Elul 5773
Rabbi Jonathan Slater

A profound shift in human consciousness took place when someone imagined that God spoke and the world came into being. Previously the cycles of nature were the basis on which people conceived of time: fixed in a pattern of birth and death, decay and renewal where nothing truly new or innovative could take place. Now, time stretched in a linear fashion from a point of beginning forward. Every day brought something new; innovation and transformation were necessary to adapt to changing conditions and contexts. This shift had moral implications: acts have consequences, and we are responsible for our deeds.

The past, as it recedes in our mind’s rear-view mirror, can become foggy, vague. We forget what we’ve done; major mistakes become smaller the farther away they get in time. We can trick ourselves into thinking that with time we have changed, that we are not who we were in the past. Our tradition, wisely, retained something of the ancient cyclical mind-set, and so at this time of year we are coming round again to “the beginning”. We are being brought face-to-face with our past, as if it were today. That which we wished to ignore comes into view and demands our attention.

That is the gift of the month of Elul, which so often coincides with our season of vacation, of spaciousness and openness. Rather than waiting until Rosh Hashanah to take stock, under pressure of the Day of Judgment, we are invited to allow our past to come into view now. In the spaciousness of long, languid days, we can allow our hearts and minds to open to the truth of our lives, to see clearly who we have been, how we have been in the past. We can meet it fully, without judgment, held in the capaciousness of free time, and self-acceptance. We can do the work of personal assessment and change before the rush and tumble return to school, business and busyness.

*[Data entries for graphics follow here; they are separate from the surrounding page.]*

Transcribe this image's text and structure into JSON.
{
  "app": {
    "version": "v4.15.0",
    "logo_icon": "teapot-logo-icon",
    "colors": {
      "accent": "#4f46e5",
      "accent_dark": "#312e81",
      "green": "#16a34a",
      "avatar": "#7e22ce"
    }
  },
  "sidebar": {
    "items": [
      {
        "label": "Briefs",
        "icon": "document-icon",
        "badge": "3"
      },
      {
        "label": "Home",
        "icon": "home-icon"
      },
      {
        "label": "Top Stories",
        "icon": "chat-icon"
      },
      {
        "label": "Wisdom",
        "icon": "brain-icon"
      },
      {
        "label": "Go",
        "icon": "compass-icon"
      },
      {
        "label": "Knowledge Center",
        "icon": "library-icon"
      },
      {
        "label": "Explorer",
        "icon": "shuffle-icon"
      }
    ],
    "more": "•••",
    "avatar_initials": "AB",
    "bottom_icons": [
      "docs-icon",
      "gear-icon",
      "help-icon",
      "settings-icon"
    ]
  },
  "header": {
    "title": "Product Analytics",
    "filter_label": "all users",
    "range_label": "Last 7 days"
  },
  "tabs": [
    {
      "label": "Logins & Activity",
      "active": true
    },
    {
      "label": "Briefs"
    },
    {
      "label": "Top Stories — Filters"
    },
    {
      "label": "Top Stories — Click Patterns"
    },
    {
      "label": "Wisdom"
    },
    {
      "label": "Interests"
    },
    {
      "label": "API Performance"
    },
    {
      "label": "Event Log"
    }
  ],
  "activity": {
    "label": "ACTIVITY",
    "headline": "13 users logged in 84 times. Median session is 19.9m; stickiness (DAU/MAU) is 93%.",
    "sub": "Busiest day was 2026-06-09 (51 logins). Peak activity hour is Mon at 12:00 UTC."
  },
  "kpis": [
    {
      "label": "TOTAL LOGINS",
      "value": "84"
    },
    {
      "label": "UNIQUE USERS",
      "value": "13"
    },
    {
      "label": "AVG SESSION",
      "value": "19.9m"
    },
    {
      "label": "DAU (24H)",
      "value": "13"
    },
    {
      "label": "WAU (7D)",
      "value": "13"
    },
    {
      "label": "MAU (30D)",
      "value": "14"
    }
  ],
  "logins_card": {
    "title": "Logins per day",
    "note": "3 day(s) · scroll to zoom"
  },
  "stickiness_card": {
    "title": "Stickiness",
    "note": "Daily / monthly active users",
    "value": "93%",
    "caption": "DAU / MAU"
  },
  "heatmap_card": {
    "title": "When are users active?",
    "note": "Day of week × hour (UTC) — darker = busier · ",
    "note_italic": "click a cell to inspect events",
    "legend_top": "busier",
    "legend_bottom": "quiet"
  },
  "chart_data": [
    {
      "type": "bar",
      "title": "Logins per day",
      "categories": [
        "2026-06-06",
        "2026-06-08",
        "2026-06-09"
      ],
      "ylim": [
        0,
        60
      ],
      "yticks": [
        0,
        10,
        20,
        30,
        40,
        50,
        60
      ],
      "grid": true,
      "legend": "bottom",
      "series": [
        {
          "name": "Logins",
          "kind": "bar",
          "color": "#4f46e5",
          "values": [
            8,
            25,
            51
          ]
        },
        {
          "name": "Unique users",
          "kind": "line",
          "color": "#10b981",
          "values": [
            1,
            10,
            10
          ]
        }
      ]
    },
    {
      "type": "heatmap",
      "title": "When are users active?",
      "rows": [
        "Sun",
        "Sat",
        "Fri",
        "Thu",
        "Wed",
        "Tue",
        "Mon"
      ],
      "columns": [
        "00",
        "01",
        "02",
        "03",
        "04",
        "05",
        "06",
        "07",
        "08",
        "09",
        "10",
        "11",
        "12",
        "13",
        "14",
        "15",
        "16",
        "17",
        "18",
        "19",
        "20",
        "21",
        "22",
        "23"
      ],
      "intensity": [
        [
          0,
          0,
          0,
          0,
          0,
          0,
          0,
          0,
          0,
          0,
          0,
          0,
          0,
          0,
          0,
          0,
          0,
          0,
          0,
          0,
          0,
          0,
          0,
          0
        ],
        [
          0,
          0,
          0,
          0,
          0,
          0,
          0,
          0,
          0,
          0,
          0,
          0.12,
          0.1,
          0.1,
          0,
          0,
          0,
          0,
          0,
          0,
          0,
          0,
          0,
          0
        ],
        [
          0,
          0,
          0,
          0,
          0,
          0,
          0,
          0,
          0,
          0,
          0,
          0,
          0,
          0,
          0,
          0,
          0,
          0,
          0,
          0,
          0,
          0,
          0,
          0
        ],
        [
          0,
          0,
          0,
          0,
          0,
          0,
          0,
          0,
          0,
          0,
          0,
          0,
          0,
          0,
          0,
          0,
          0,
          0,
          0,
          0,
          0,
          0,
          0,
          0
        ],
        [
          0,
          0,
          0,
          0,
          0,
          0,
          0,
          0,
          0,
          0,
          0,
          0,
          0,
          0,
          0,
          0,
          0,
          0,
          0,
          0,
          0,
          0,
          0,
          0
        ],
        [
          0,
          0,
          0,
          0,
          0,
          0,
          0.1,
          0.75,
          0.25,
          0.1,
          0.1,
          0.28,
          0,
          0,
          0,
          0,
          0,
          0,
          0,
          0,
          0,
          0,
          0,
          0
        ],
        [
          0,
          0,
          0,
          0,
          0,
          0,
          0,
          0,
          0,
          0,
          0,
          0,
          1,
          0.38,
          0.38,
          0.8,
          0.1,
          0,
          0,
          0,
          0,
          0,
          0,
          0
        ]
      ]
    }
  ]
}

The mystical tradition holds that each month in the year can be identified with one permutation of the four letters in God’s name Y-H-V-H. A phrase in which the letters appear in that particular order – either as the first or last letters of words – is attached to each permutation. For the month of Elul, the phrase is connected to the verse “And righteous-merit will it be for us when we take-care to observe all this commandment before YHVH our God, as He has commanded us” (Deut. 6:25), particularly on the first few words: utzedakaH tehiyeH lanU kY, the last letters of which are H-H-V-Y. The spirit of this month is that God is waiting to credit us with righteous-merit (tzedakah), to find the good in us. But, we have to do some work. We have to “take-care”, pay attention, look out for what is true in our lives, and begin the process of change.

We have the time and space now, and the spirit of the season welcomes our efforts. Why wait?